The method according to claim 13, wherein the acquiring a user-aware parameter demand value of at least two cells in a current resource allocation period is specifically:

 During the current resource allocation period, the user-aware parameter demand value of at least two cells in the current resource allocation period is obtained in real time.

The method according to claim 13, further comprising: acquiring the at least two cells in a previous resource allocation period before performing resource allocation between the at least two cells in the current resource allocation period. User-aware parameter history value;

 And obtaining, by the user, a perceptual parameter demand value of at least two cells in a current resource allocation period, specifically:

 And obtaining, according to the user-aware parameter historical value of the at least two cells in the previous resource allocation period, a user-aware parameter demand value of the at least two cells in the current resource allocation period.

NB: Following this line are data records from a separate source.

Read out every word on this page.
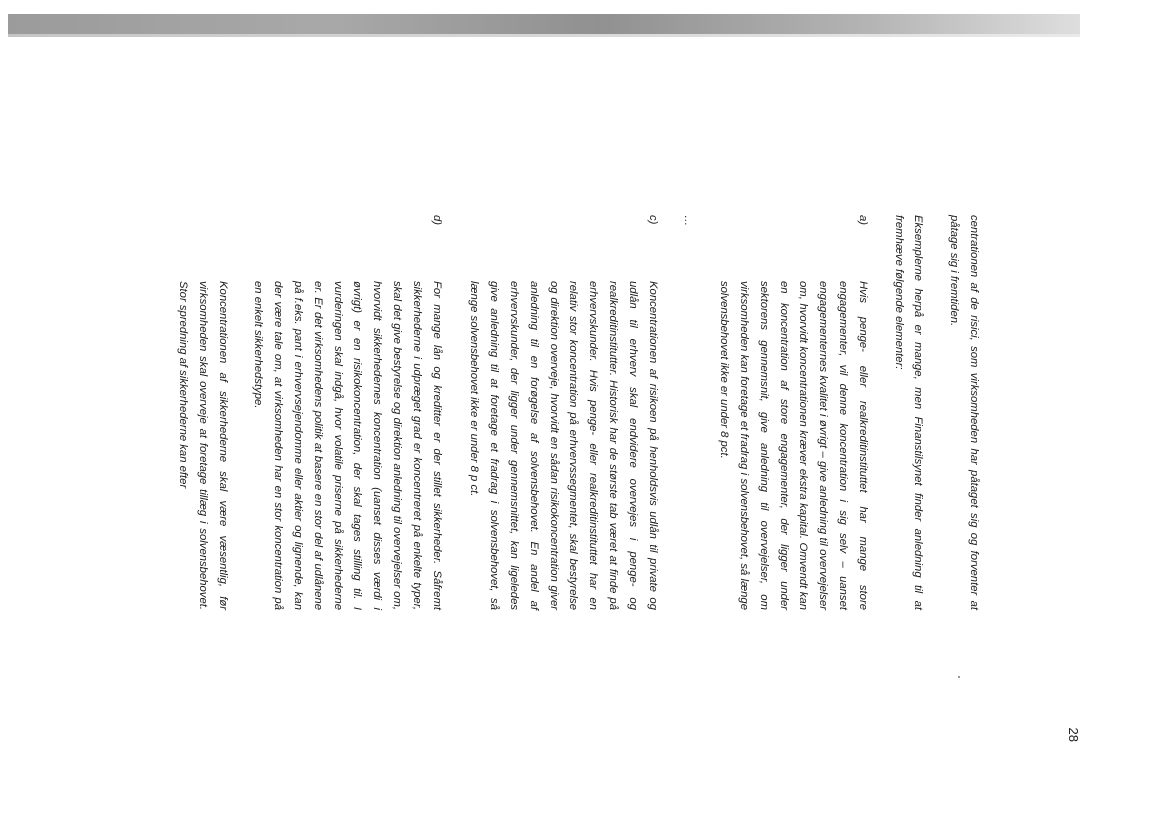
28

centrationen af de risici, som virksomheden har påtaget sig og forventer at påtage sig i fremtiden.

Eksemplerne herpå er mange, men Finanstilsynet finder anledning til at fremhæve følgende elementer:

a)
Hvis penge- eller realkreditinstituttet har mange store engagementer, vil denne koncentration i sig selv – uanset engagementernes kvalitet i øvrigt – give anledning til overvejelser om, hvorvidt koncentrationen kræver ekstra kapital. Omvendt kan en koncentration af store engagementer, der ligger under sektorens gennemsnit, give anledning til overvejelser, om virksomheden kan foretage et fradrag i solvensbehovet, så længe solvensbehovet ikke er under 8 pct.

…

c)
Koncentrationen af risikoen på henholdsvis udlån til private og udlån til erhverv skal endvidere overvejes i penge- og realkreditinstitutter. Historisk har de største tab været at finde på erhvervskunder. Hvis penge- eller realkreditinstituttet har en relativ stor koncentration på erhvervssegmentet, skal bestyrelse og direktion overveje, hvorvidt en sådan risikokoncentration giver anledning til en forøgelse af solvensbehovet. En andel af erhvervskunder, der ligger under gennemsnittet, kan ligeledes give anledning til at foretage et fradrag i solvensbehovet, så længe solvensbehovet ikke er under 8 p ct.
d)
For mange lån og kreditter er der stillet sikkerheder. Såfremt sikkerhederne i udpræget grad er koncentreret på enkelte typer, skal det give bestyrelse og direktion anledning til overvejelser om, hvorvidt sikkerhedernes koncentration (uanset disses værdi i øvrigt) er en risikokoncentration, der skal tages stilling til. I vurderingen skal indgå, hvor volatile priserne på sikkerhederne er. Er det virksomhedens politik at basere en stor del af udlånene på f.eks. pant i erhvervsejendomme eller aktier og lignende, kan der være tale om, at virksomheden har en stor koncentration på en enkelt sikkerhedstype.
Koncentrationen af sikkerhederne skal være væsentlig, før virksomheden skal overveje at foretage tillæg i solvensbehovet. Stor spredning af sikkerhederne kan efter
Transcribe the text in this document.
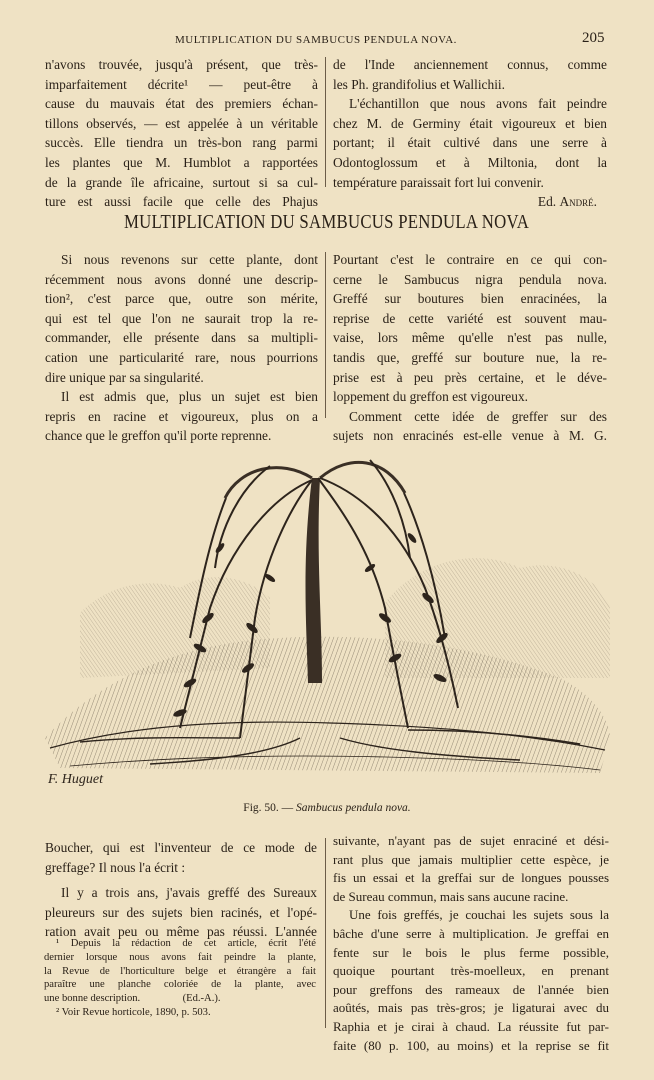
MULTIPLICATION DU SAMBUCUS PENDULA NOVA.	205

n'avons trouvée, jusqu'à présent, que très-

imparfaitement décrite¹ — peut-être à

cause du mauvais état des premiers échan-

tillons observés, — est appelée à un véritable

succès. Elle tiendra un très-bon rang parmi

les plantes que M. Humblot a rapportées

de la grande île africaine, surtout si sa cul-

ture est aussi facile que celle des Phajus

de l'Inde anciennement connus, comme

les Ph. grandifolius et Wallichii.

L'échantillon que nous avons fait peindre

chez M. de Germiny était vigoureux et bien

portant; il était cultivé dans une serre à

Odontoglossum et à Miltonia, dont la

température paraissait fort lui convenir.

Ed. André.

MULTIPLICATION DU SAMBUCUS PENDULA NOVA

Si nous revenons sur cette plante, dont

récemment nous avons donné une descrip-

tion², c'est parce que, outre son mérite,

qui est tel que l'on ne saurait trop la re-

commander, elle présente dans sa multipli-

cation une particularité rare, nous pourrions

dire unique par sa singularité.

Il est admis que, plus un sujet est bien

repris en racine et vigoureux, plus on a

chance que le greffon qu'il porte reprenne.

Pourtant c'est le contraire en ce qui con-

cerne le Sambucus nigra pendula nova.

Greffé sur boutures bien enracinées, la

reprise de cette variété est souvent mau-

vaise, lors même qu'elle n'est pas nulle,

tandis que, greffé sur bouture nue, la re-

prise est à peu près certaine, et le déve-

loppement du greffon est vigoureux.

Comment cette idée de greffer sur des

sujets non enracinés est-elle venue à M. G.

F. Huguet
Fig. 50. — Sambucus pendula nova.

Boucher, qui est l'inventeur de ce mode de

greffage? Il nous l'a écrit :

Il y a trois ans, j'avais greffé des Sureaux

pleureurs sur des sujets bien racinés, et l'opé-

ration avait peu ou même pas réussi. L'année

¹ Depuis la rédaction de cet article, écrit l'été

dernier lorsque nous avons fait peindre la plante,

la Revue de l'horticulture belge et étrangère a fait

paraître une planche coloriée de la plante, avec

une bonne description.                (Ed.-A.).

² Voir Revue horticole, 1890, p. 503.

suivante, n'ayant pas de sujet enraciné et dési-

rant plus que jamais multiplier cette espèce, je

fis un essai et la greffai sur de longues pousses

de Sureau commun, mais sans aucune racine.

Une fois greffés, je couchai les sujets sous la

bâche d'une serre à multiplication. Je greffai en

fente sur le bois le plus ferme possible,

quoique pourtant très-moelleux, en prenant

pour greffons des rameaux de l'année bien

aoûtés, mais pas très-gros; je ligaturai avec du

Raphia et je cirai à chaud. La réussite fut par-

faite (80 p. 100, au moins) et la reprise se fit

16. The method of claim 15, further comprising:

 Obtaining a comparison result between the historical value of the user-aware parameter and the value of the set parameter;

 Obtaining a user-aware parameter demand value of the at least two cells in the current resource allocation period, where: obtaining, according to the comparison result, resource sharing of each cell in the at least two cells in a previous resource allocation period a status, where the resource sharing status includes sharing in, sharing out, and not sharing;

 Determining, according to the user-aware parameter requirement value of the at least two cells in the current resource allocation period, the resource allocation policy in the current resource allocation period, specifically: determining the current resource allocation according to the resource sharing state a resource sharing policy of each of the at least two cells in the period; the resource allocation in the at least two cells according to the resource allocation policy in the current resource allocation period, specifically: a resource sharing policy, performing resource allocation in the at least two cells.

The method according to any one of claims 13-16, wherein the user-aware parameter comprises: user number transmission power, user throughput rate, user number transmission delay, user priority, number of users, user Access delay, user service type, user data volume, channel quality.

The method according to any one of claims 13-17, wherein the at least two cells are inter-sector or inter-carrier cells.